During a heated meeting, the Minister insisted he wanted to see the crisis resolved and said he had “absolutely no agenda” to privatise Bus Éireann or to push down wages for any ideological reason. Deputies and Senators highlighted the problems being faced in many rural towns due to the strike.

Several hundred transport workers marched to Leinster House under their trade union banners and protested as the committee meeting began.

About 2,600 employees of the bus company have been on strike since last Friday in a dispute over plans by management to introduce new cost-saving efficiency measures and work practice changes.

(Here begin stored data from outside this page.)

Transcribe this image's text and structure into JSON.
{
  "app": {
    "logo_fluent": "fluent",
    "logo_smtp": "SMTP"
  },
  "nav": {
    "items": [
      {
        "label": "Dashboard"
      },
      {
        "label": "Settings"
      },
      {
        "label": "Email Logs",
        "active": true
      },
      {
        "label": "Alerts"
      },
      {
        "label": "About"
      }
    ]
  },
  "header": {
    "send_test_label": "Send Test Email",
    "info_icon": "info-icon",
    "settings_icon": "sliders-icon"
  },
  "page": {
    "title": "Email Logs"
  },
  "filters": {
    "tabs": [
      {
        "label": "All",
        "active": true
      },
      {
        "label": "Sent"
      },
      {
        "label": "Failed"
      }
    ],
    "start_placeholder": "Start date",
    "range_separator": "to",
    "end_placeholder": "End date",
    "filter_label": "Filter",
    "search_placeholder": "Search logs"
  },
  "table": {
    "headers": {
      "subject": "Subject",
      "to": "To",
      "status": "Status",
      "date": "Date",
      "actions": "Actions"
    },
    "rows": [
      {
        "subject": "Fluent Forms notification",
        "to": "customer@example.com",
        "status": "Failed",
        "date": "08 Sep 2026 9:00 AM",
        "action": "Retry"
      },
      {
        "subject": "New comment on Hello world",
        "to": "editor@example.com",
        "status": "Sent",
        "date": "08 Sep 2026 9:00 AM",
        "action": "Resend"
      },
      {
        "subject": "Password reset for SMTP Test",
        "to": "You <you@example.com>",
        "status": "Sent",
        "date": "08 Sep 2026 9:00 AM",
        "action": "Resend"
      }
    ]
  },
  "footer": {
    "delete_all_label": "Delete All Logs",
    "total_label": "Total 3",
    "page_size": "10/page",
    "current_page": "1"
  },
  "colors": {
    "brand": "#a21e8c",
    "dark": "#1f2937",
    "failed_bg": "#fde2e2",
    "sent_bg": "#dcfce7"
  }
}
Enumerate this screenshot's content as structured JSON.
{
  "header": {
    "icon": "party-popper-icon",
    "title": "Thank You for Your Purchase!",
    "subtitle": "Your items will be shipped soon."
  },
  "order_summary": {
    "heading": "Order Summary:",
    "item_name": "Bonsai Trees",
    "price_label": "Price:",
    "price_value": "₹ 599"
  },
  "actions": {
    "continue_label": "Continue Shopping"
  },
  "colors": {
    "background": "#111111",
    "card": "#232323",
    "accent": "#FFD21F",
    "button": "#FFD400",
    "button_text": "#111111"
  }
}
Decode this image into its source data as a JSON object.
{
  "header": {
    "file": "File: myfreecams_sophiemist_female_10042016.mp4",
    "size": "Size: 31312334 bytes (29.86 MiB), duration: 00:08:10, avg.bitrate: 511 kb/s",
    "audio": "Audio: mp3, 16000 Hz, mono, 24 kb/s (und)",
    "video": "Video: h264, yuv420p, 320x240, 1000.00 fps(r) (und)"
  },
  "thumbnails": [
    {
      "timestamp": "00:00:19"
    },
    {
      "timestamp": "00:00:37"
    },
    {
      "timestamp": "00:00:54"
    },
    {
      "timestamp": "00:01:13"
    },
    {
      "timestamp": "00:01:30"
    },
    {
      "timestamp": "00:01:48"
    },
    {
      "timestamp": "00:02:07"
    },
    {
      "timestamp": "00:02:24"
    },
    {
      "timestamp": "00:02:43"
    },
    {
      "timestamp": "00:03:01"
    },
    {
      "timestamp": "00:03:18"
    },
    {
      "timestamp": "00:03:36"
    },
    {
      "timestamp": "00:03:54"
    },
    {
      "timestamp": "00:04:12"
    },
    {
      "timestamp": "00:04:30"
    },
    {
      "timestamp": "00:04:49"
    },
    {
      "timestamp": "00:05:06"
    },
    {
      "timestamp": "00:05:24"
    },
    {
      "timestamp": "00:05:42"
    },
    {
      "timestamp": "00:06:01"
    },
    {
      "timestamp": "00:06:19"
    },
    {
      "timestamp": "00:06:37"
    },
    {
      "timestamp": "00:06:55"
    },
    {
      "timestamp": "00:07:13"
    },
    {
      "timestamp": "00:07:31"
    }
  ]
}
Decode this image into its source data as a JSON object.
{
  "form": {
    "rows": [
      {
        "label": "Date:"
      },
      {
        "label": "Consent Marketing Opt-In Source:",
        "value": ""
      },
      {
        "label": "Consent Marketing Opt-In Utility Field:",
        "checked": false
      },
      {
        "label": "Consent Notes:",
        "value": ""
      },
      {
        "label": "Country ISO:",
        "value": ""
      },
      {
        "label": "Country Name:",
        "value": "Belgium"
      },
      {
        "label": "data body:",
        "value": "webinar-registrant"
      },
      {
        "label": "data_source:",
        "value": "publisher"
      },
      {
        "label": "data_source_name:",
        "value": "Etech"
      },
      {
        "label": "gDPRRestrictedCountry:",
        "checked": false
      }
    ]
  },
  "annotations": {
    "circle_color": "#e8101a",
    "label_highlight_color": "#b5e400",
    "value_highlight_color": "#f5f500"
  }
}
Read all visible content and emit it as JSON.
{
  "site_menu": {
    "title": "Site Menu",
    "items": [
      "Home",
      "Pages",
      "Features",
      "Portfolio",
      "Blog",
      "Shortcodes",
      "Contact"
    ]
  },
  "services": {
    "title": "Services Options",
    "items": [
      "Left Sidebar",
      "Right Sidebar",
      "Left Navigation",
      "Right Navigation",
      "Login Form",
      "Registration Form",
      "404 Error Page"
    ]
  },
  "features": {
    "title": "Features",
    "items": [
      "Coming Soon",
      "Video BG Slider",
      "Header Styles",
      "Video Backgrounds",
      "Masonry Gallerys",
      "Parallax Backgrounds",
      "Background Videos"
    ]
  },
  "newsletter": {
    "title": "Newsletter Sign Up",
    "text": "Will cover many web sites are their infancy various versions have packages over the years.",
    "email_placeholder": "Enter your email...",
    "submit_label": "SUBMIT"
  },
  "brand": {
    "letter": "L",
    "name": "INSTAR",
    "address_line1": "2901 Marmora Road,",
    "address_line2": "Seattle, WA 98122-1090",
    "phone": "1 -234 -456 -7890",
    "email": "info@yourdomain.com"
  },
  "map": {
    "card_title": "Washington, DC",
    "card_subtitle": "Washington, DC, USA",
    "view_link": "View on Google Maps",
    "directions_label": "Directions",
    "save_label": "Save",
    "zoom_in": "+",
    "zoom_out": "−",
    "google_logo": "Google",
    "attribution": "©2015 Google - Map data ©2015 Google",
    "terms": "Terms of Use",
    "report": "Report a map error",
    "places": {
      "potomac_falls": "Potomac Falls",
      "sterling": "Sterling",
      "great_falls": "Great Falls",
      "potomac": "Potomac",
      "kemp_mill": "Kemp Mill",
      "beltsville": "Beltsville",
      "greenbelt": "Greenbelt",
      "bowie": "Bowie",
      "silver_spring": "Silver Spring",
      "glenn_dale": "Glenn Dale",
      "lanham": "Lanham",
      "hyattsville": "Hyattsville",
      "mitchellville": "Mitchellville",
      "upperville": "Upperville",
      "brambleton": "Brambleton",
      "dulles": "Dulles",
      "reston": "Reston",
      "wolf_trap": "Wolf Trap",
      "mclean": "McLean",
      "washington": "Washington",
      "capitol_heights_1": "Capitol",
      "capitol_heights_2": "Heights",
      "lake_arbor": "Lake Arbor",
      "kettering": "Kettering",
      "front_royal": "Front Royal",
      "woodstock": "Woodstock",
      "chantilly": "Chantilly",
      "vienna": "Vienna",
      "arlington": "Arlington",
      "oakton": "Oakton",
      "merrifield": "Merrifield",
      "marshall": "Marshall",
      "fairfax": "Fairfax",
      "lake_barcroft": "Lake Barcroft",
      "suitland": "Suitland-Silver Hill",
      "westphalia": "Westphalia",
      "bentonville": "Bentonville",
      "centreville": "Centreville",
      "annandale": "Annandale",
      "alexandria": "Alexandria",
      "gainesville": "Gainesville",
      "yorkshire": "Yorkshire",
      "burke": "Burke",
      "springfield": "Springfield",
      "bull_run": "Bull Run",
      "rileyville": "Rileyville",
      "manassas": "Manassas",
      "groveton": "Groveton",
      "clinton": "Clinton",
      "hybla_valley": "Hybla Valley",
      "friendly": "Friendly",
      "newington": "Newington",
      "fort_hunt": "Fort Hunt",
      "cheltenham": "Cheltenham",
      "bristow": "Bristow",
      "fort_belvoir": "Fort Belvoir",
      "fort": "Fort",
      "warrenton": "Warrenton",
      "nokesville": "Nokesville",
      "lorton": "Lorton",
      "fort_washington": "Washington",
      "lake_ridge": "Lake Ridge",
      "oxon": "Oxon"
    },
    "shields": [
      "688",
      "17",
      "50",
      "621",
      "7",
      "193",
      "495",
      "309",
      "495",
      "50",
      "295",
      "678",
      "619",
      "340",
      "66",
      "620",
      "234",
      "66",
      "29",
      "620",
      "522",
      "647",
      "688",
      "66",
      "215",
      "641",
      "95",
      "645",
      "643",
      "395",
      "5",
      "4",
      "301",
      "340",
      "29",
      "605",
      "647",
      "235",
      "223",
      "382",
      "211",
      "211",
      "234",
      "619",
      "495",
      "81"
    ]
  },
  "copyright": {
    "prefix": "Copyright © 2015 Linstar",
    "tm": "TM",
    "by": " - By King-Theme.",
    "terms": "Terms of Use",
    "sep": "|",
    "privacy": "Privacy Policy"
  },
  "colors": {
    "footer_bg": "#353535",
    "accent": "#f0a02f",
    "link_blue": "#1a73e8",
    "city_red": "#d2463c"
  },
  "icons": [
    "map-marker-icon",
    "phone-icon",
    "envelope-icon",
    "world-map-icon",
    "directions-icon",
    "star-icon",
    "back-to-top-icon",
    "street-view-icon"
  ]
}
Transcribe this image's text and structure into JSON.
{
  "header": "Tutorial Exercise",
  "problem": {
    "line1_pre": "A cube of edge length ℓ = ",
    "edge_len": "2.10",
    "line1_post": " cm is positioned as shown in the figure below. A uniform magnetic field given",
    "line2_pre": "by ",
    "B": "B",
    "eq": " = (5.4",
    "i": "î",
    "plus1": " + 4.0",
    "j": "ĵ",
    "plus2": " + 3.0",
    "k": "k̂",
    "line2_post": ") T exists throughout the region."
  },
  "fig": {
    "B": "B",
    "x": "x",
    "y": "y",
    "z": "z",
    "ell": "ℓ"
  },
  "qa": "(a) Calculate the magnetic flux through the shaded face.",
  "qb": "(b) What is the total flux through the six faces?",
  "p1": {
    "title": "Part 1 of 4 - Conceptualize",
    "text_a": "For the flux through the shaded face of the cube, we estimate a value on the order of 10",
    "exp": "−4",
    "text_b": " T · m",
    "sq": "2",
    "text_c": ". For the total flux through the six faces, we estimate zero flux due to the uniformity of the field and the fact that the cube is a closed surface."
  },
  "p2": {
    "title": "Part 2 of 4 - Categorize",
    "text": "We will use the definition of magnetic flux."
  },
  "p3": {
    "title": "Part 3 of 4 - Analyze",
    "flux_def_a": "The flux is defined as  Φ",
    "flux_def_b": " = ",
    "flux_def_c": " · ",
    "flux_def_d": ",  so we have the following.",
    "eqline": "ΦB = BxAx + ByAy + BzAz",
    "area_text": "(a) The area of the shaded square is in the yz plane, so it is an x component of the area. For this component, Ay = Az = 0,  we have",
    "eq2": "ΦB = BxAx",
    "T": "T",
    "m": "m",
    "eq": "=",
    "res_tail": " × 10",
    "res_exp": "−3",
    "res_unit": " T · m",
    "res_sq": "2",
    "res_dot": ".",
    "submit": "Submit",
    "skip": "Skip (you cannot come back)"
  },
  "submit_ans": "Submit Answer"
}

Mr Ross said he could not give a definite figure for the company’s losses last year as the accounts had not yet been audited, but that the company itself had indicated the losses were of the order of between €8 million and €9 million.

No strategy

Dermot O’Leary , general secretary of the National Bus and Railworkers’ Union (NBRU), said earlier the Government and CIÉ were running the risk of bringing the entire transport network to a halt. He said that when a dispute started there was no strategy and that it could take on a momentum of its own.

Mr O’Leary said the union was available if asked back to talks in the WRC.

The Siptu trade union said it wanted to engage in “meaningful negotiations concerning far-reaching change and improvements in the public bus network”.

The union said the best place for those talks was in the WRC or “another body capable of overseeing an agreement on a just and fair solution to this dispute”.

During the committee meeting Fianna Fáil TD Robert Troy asked Mr Ross if it was his agenda to “push down the pay and conditions” of the bus workers so the company could “compete more freely with commercial operators”.

‘No agenda’

The Minister said there was “absolutely no agenda” on his part to push down wages for any reason at all, but he said there were “inefficiencies” in the company that had to be addressed.

Sinn Féin TD Imelda Munster told the Minister the workers were “determined they will not be part of a race to the bottom” and that the dispute risked becoming “the mother of all strikes”.

Solidarity TD Mick Barry told the Minister there was a proposal on the table from Bus Éireann to establish a panel of part-time and temporary drivers working a “type of zero-hours” contract. Mr Ross said he had been told by the company it had no such plans.